As a founding member of the RBM Partnership, the Bank through the Booster Program for Malaria Control in Africa seeks to contribute to the joint efforts of countries and partners in reaching the coverage targets—“Abuja Targets.” As the Booster Program supports national malaria control strategic plans, the Bank’s role is one of partner, along with organizations that work together with countries to achieve the targets of their national malaria control plans.
One of the underlying principles that has fueled the rapid demand for IDA resources under the Booster Program has been a desire by client countries to “front-load” malaria control efforts. Unlike many other public health problems, malaria cannot be satisfactorily controlled with incremental approaches, largely because its vectors are too efficient. Successful malaria control requires bold, decisive steps to obtain widespread coverage of key proven malaria-control interventions quickly, followed by a phase where those gains are sustained through recurrent public health services.
This concept of a heavy up-front effort as opposed to a more incremental approach has been termed “Scaling-Up for Impact” or “SUFI” in the development community.
The Booster Program for Malaria Control in Africa is driven by five key components.
- It is country led, seeking to contribute to—not orchestrate—plans developed by the affected countries themselves. Countries that choose to participate in the Booster Program reallocate part of their resources from their IDA envelopes, putting that sum toward malaria control. With countries taking the lead role in malaria control and prioritizing their own resources, there is increased accountability on the part of participating countries and a greater likelihood of sustainability.
- It emphasizes both effective scale-up of interventions and the strengthening of health systems. This dual strategy helps to distribute urgently needed medicines and bednets and simultaneously builds health system capacity for long-term sustainability.
- It operates through partnerships. Partnerships are at the core of the Booster Program and are critical to the successful control of malaria in Africa. The Booster Program is firmly embedded within the RBM Partnership, to which the World Bank remains fully committed.
- It provides flexible, cross-border and multisector funding. These funding mechanisms allow for a rapid scale-up of proven interventions, as well as the ability to react to unforeseen circumstances.

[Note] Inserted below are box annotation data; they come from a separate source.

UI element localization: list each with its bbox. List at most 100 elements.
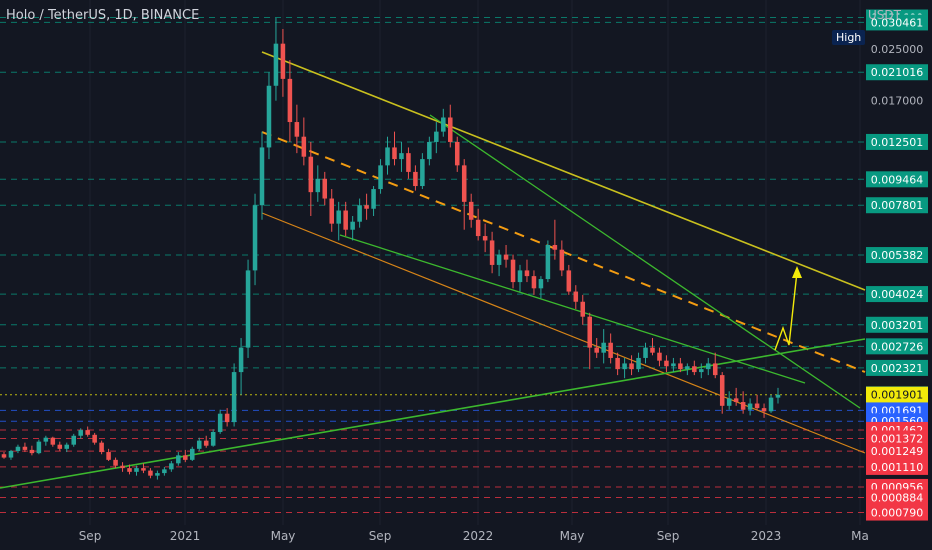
candle-body bbox=[64, 444, 70, 449]
price-tag bbox=[866, 430, 928, 447]
price-tag bbox=[866, 359, 928, 376]
candle-body bbox=[280, 43, 286, 79]
candle-body bbox=[754, 403, 760, 409]
trend-drawings bbox=[0, 51, 866, 489]
price-label: 0.000790 bbox=[871, 507, 924, 520]
candle-body bbox=[273, 43, 279, 86]
time-label: 2022 bbox=[463, 529, 494, 543]
candle-body bbox=[448, 117, 453, 142]
candle-body bbox=[664, 360, 669, 367]
candle-body bbox=[259, 147, 265, 206]
candle-body bbox=[176, 455, 181, 464]
price-label: 0.009464 bbox=[871, 173, 924, 186]
price-tag bbox=[866, 458, 928, 475]
candle-body bbox=[594, 347, 599, 353]
price-tag bbox=[866, 171, 928, 188]
price-tag bbox=[866, 504, 928, 521]
candle-body bbox=[322, 178, 328, 199]
candle-body bbox=[231, 372, 237, 423]
candle-body bbox=[378, 165, 383, 190]
price-tag bbox=[866, 443, 928, 460]
candle-body bbox=[454, 141, 460, 166]
candle-body bbox=[308, 156, 314, 193]
candle-body bbox=[580, 301, 586, 317]
price-label: 0.012501 bbox=[871, 136, 924, 149]
candle-body bbox=[657, 352, 662, 361]
price-label: 0.001249 bbox=[871, 445, 924, 458]
candle-body bbox=[699, 369, 704, 373]
candle-body bbox=[252, 205, 258, 271]
candle-body bbox=[364, 205, 369, 209]
price-label: 0.001372 bbox=[871, 432, 924, 445]
lower-channel-line bbox=[261, 212, 866, 454]
candle-body bbox=[413, 171, 418, 187]
candle-body bbox=[489, 240, 495, 265]
candle-body bbox=[671, 363, 676, 367]
candle-body bbox=[245, 270, 251, 348]
support-trend-line bbox=[0, 338, 866, 489]
candle-body bbox=[71, 435, 76, 445]
candle-body bbox=[43, 437, 49, 442]
candle-body bbox=[183, 455, 188, 460]
high-tag: High bbox=[832, 30, 866, 45]
candle-body bbox=[643, 347, 648, 358]
price-label: 0.030461 bbox=[871, 16, 924, 29]
candle-body bbox=[92, 434, 97, 443]
candle-body bbox=[210, 431, 216, 446]
price-tag bbox=[866, 286, 928, 303]
time-label: Sep bbox=[79, 529, 102, 543]
candle-body bbox=[510, 259, 516, 283]
falling-trend-line bbox=[429, 114, 861, 409]
price-label: 0.017000 bbox=[871, 95, 924, 108]
time-axis: Sep 2021 May Sep 2022 May Sep 2023 Ma bbox=[79, 529, 869, 543]
candle-body bbox=[287, 78, 293, 123]
candle-body bbox=[692, 366, 697, 373]
candle-body bbox=[392, 147, 397, 160]
candle-body bbox=[482, 236, 488, 241]
candle-body bbox=[169, 463, 174, 470]
candle-body bbox=[538, 279, 544, 289]
candle-body bbox=[427, 141, 432, 160]
candle-body bbox=[148, 470, 153, 476]
candle-body bbox=[371, 189, 376, 209]
candle-body bbox=[350, 221, 355, 230]
candle-body bbox=[127, 468, 132, 472]
candle-body bbox=[712, 363, 718, 376]
candle-body bbox=[524, 270, 530, 277]
candle-body bbox=[294, 122, 300, 137]
upper-channel-line bbox=[261, 51, 866, 291]
time-label: Sep bbox=[657, 529, 680, 543]
candle-body bbox=[78, 430, 83, 436]
candle-body bbox=[768, 397, 774, 412]
candle-body bbox=[217, 413, 223, 432]
candle-body bbox=[468, 201, 474, 220]
candle-body bbox=[650, 347, 655, 353]
price-tag bbox=[866, 197, 928, 214]
price-tag bbox=[866, 489, 928, 506]
candle-body bbox=[461, 165, 467, 202]
candle-body bbox=[496, 254, 502, 265]
candle-body bbox=[678, 363, 683, 370]
candle-body bbox=[517, 270, 523, 283]
price-axis: 0.0316000.0304610.0250000.0210160.017000… bbox=[866, 9, 928, 521]
time-label: Ma bbox=[851, 529, 869, 543]
candle-body bbox=[545, 245, 551, 280]
candle-body bbox=[141, 468, 146, 471]
candle-body bbox=[120, 465, 125, 469]
candle-body bbox=[573, 291, 579, 302]
candle-body bbox=[203, 440, 209, 446]
candle-body bbox=[503, 254, 509, 260]
candle-body bbox=[85, 430, 90, 435]
price-tag bbox=[866, 247, 928, 264]
candle-body bbox=[162, 469, 167, 474]
price-label: 0.003201 bbox=[871, 319, 924, 332]
price-label: 0.002726 bbox=[871, 340, 924, 353]
candle-body bbox=[747, 403, 753, 410]
candle-body bbox=[761, 408, 767, 412]
price-label: 0.000884 bbox=[871, 491, 924, 504]
candle-body bbox=[266, 85, 272, 148]
candle-body bbox=[1, 454, 7, 458]
candle-body bbox=[552, 245, 558, 250]
price-label: 0.002321 bbox=[871, 362, 924, 375]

- It monitors results against monies spent. Insufficient data and poor monitoring and evaluation have been critical constraints to assessing progress and maintaining accountability. The program is working with partners to strengthen monitoring and evaluation (M&E) efforts at global, regional and country levels. Baseline data has been collected in Booster Program countries and areas where projects have begun implementation. In addition, every Booster Program project has a comprehensive monitoring and evaluation component tailored to the national context. At global level, the World Bank has developed a Malaria Scorecard for tracking dollar investments and coverage progress for key interventions, such as the use of insecticide-treated bed nets, access to anti-malarial treatment for children, intermittent preventive treatment for pregnant women and indoor residual spraying. We are currently working with our RBM partners to transform this scorecard into a joint accountability framework.